Corn futures fell 5–7 cents across most contracts, with the national average cash corn at $3.98 3/4 (down 6.5¢) and December 2025 corn at $4.31 1/2 (down 6.5¢). Weekly EIA data showed record ethanol production at 1.126 million bpd (+13k bpd) and ethanol stocks rising to 22.511 million barrels (+543k), as exports increased to 170k bpd but refiner inputs fell to 857k bpd. Traders await the U.S. Export Sales report (week of Oct. 30) with expected corn sales of 0.8–2.5 MMT, while a Taiwan tender for 65,000 MT of wheat is open, signaling modest near-term supply pressure on grain markets.

Analysis

Market structure: The immediate price action (5–7¢ down; Dec ~$4.315, cash ~$3.99) benefits downstream users (livestock processors, packaged food) via cheaper feed and hurts corn growers/landlords and cash basis providers. Ethanol producers see mixed signals — record production (1.126 mbpd) implies demand for corn but rising ethanol stocks (+543k bbl) show a near-term demand absorption problem that can cap basis and futures into the next WASDE. Cross-asset: weaker corn reduces food inflation tail-risk, modestly negative for TIPS and agricultural-input names (fertilizer CF, crop protection), and supports protein names (TSN, PPC); FX and rates impact is tiny but risk-off could amplify USD and pressure exports. Risk assessment: Tail risks include an EPA RVO adjustment (regulatory upside for ethanol demand) or a major weather shock in South America that tightens supplies; both could swing prices >10–20% fast. Near-term (days) catalysts: weekly export sales (Thu) and EIA ethanol weekly flows; short-term (weeks/months) drivers: WASDE, South American harvest progress; long-term rests on RFS policy and acreage shifts into 2026. Hidden dependency: ethanol margins are tied to gasoline demand and RINs; corn demand from ethanol can reverse quickly if refinery inputs or exports pick up. Trade implications: Tactical short in corn (Dec/Mar) looks favorable if weekly export sales <0.8 MMT; consider outright short futures or buy Dec put spreads (sell premium via spreads). Long exposure to processors (TSN, PPC) and select consumer staples (ADM for processing optionality) benefits from lower feed; short agrichem names if prices fall >10% and acreage/inputs compress margins. Use event triggers (export sales, WASDE, Brazil weather) to scale.

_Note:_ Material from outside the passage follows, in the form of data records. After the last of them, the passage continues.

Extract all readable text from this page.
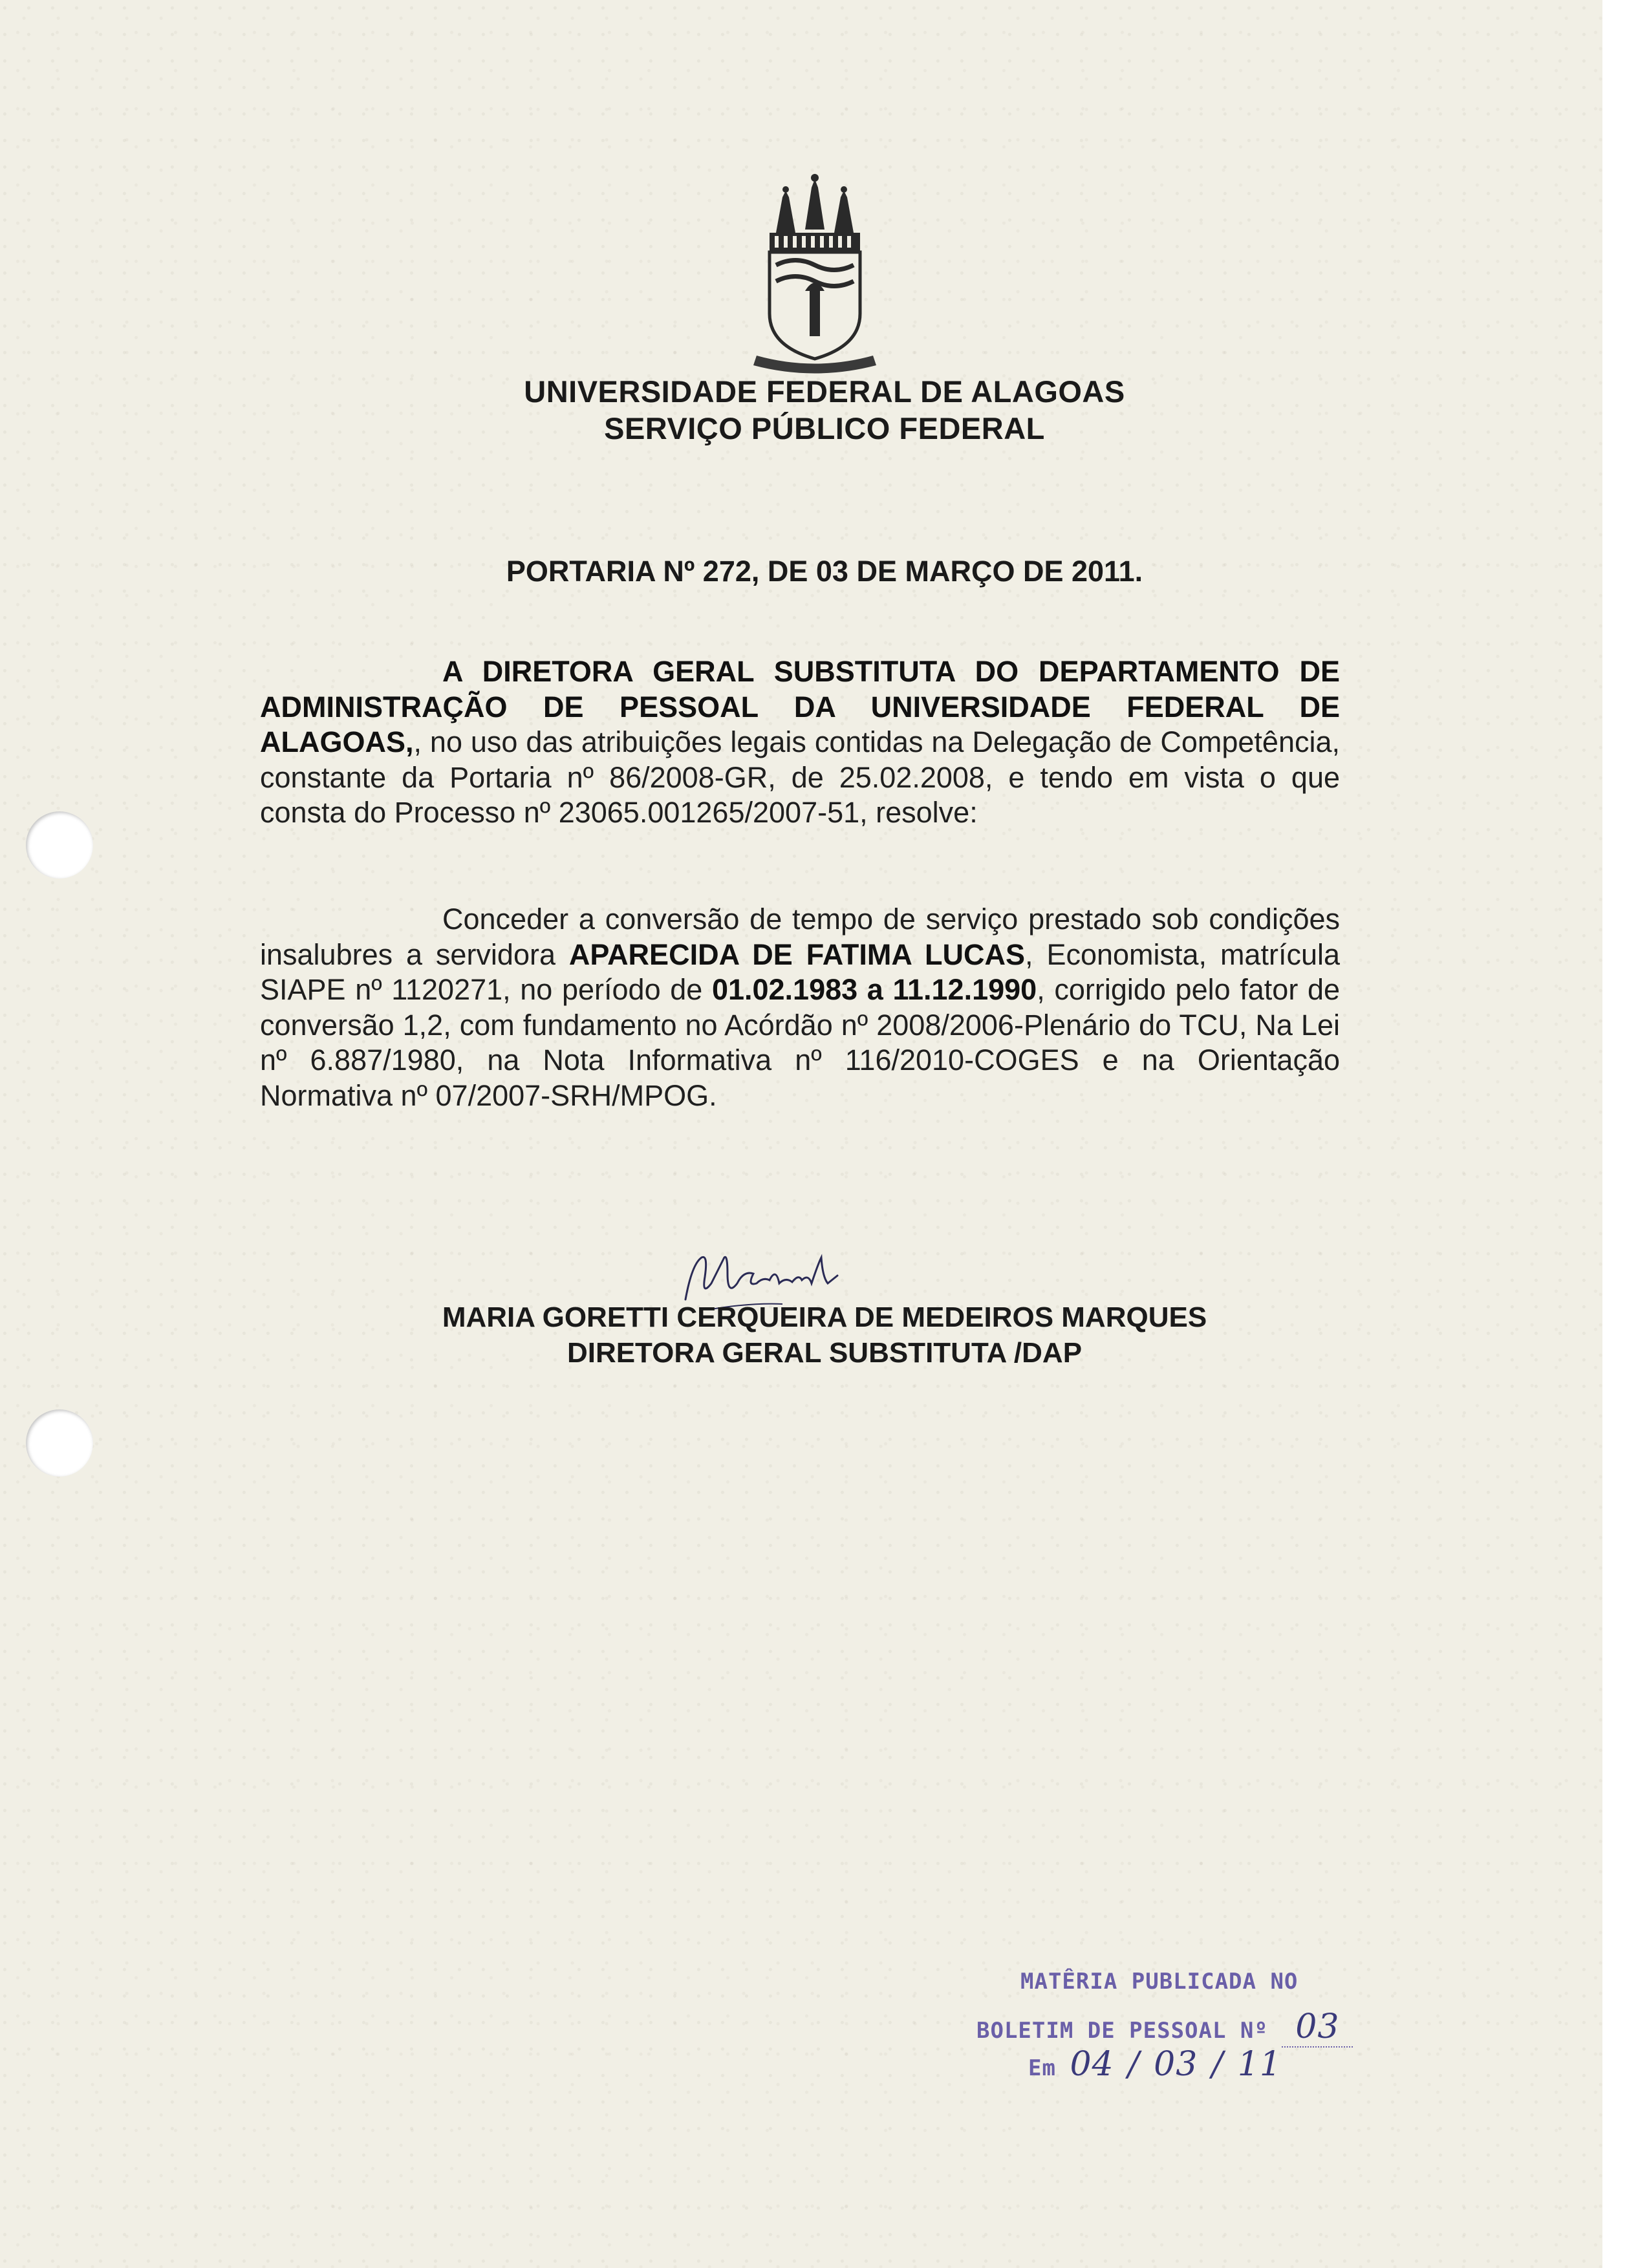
UNIVERSIDADE FEDERAL DE ALAGOAS
SERVIÇO PÚBLICO FEDERAL
PORTARIA Nº 272, DE 03 DE MARÇO DE 2011.

A DIRETORA GERAL SUBSTITUTA DO DEPARTAMENTO DE ADMINISTRAÇÃO DE PESSOAL DA UNIVERSIDADE FEDERAL DE ALAGOAS,, no uso das atribuições legais contidas na Delegação de Competência, constante da Portaria nº 86/2008-GR, de 25.02.2008, e tendo em vista o que consta do Processo nº 23065.001265/2007-51, resolve:

Conceder a conversão de tempo de serviço prestado sob condições insalubres a servidora APARECIDA DE FATIMA LUCAS, Economista, matrícula SIAPE nº 1120271, no período de 01.02.1983 a 11.12.1990, corrigido pelo fator de conversão 1,2, com fundamento no Acórdão nº 2008/2006-Plenário do TCU, Na Lei nº 6.887/1980, na Nota Informativa nº 116/2010-COGES e na Orientação Normativa nº 07/2007-SRH/MPOG.

MGoretti
MARIA GORETTI CERQUEIRA DE MEDEIROS MARQUES
DIRETORA GERAL SUBSTITUTA /DAP
MATÊRIA PUBLICADA NO
BOLETIM DE PESSOAL Nº 03
Em 04 / 03 / 11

Contrarian angles: Consensus fears of structurally weaker corn may be overdone — persistent ethanol production and any RVO boost could reverse this move quickly; if export sales print >2.5 MMT or South America shows dryness, rallies >15% are possible. Historical parallels: short-term oversupply after production spikes (e.g., 2016) reversed when policy/weather trimmed carry. Unintended risk: crowded short in futures/ETF (CORN) could fuel sharp squeezes; manage gamma risk with defined-risk option structures.